Being a glutton for learning (and always looking for something to read), I recently put aside my collection of best sellers and dove into How We Learn and the Surprising Truth About When, Where, and Why It Happens, by Benedict Carey. A science and medical reporter for the New York Times, Carey presents a light-hearted approach to re-evaluating some of our common assumptions about how best to study and learn. You know the drill – Find a quiet place to study, without distractions. Put away your electronic devices. Study in the same place every day. Make studying into a routine. Sound familiar?

After a detailed description of brain biology, Carey presents research to support the following ideas:

  • Any memory has two strengths – a storage strength and a retrieval strength. Storage strength is a measure of how well learned something is. It builds up steadily with studying and more sharply with use. When you deliberately commit something to memory (like your address or Social Security number), it’s there forever. Retrieval strength is a measure of how easily some piece of information comes to mind. It, too, increases with studying and with use. Without use, however, retrieval strength drops off quickly.


  • The environment (or context) in which a memory is formed (or something is learned) has an impact on retention. When content is learned in a variety of environments, recall improves because your brain has more “cues” with which it can make connections.


  • People learn more and retain it much longer when study time is “distributed” or broken into small sessions. You learn faster by studying for three, 10-minute sessions over a period of three days than by “cramming” for 60 minutes. You don’t work any harder or longer, but you remember more for a longer period of time. The most effective way to build a knowledge base is to review the information one or two days after initial study, then a week later, then a month later, then less often.


  • The harder your brain has to work to dig out a memory, the greater the increase in learning retrieval and storage strength. Things are impressed better by active than by passive repetition. If you are trying to memorize something, read it for about 30% of your study time and then practice reciting it out loud from memory for the remaining 70% of the time.


  • Any form of testing, even self-testing, has a profound effect on final performance. Pretesting, even guessing, engages your brain in a different way than straight memorization does and deepens the impact of the correct answers.


  • Creative problem solving involves a series of mental steps:
    • Preparation – the initial time you spend wrestling with a problem and working to a point where you’ve exhausted all ideas
    • Incubation – the time which begins when you put the problem aside and don’t think about it deliberately (though your brain is thinking about it subconsciously)
    • Illumination – the “aha” moment when the solution appears to you
    • Verification – checking to make sure your results are correct and work


  • Being interrupted while working on an assignment makes the experience more memorable.
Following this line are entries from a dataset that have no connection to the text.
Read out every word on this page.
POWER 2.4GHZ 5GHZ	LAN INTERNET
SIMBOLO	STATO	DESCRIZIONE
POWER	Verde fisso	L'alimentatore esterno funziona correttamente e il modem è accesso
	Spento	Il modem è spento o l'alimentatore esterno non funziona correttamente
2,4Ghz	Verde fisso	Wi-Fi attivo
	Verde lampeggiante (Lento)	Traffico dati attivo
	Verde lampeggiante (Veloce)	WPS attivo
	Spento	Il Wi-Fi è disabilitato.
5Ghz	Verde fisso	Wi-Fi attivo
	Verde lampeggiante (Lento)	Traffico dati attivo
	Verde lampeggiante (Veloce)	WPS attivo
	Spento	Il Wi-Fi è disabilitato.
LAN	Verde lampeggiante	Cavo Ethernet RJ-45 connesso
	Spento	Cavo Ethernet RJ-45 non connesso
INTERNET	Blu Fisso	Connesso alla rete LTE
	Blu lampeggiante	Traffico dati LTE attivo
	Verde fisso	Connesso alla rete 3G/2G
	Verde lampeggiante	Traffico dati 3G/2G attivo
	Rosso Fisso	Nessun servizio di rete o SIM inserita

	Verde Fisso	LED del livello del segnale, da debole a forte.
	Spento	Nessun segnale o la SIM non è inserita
Once people become absorbed in a task, they have an urge to finish. It keeps the task “top of mind.” Assigning five short papers on a given topic during a semester results in more learning than assigning a single term paper at the end. We should start work on large projects as soon as possible and stop when we get stuck; this keeps the project foremost in our minds and allows ideas to percolate.


  • Brute force repetition is not the best way to learn a skill. Varied practice is more effective than focused practice because it forces us to internal general rules of motor adjustment that apply to any situation. Repeated practice on one skill actually slows us down. Varied practice produces a slower initial rate of improvement but greater accumulation of skill and learning over time. Varied practice methods include breaking up study time, mixing up study locations, and interleaving (mixing up related but distinct material during study time or surrounding new material with material/content you already know). Mixed-up practice is a way of waking up the brain – making it see something that’s out of order and process the information more deeply.


  • Although we don’t know exactly how it happens, sleep improves retention and comprehension of what was studied the day before. Each of our sleep stages helps us to consolidate learning in a different way.


So why do I care about all this brain research? After all, I’m not in school. I’m not concerned about grades. However, I AM in the business of developing training programs and products for adult learners. Although I can’t impact the sleep patterns of my audience, I CAN incorporate brain science principles to make learning easier and more lasting.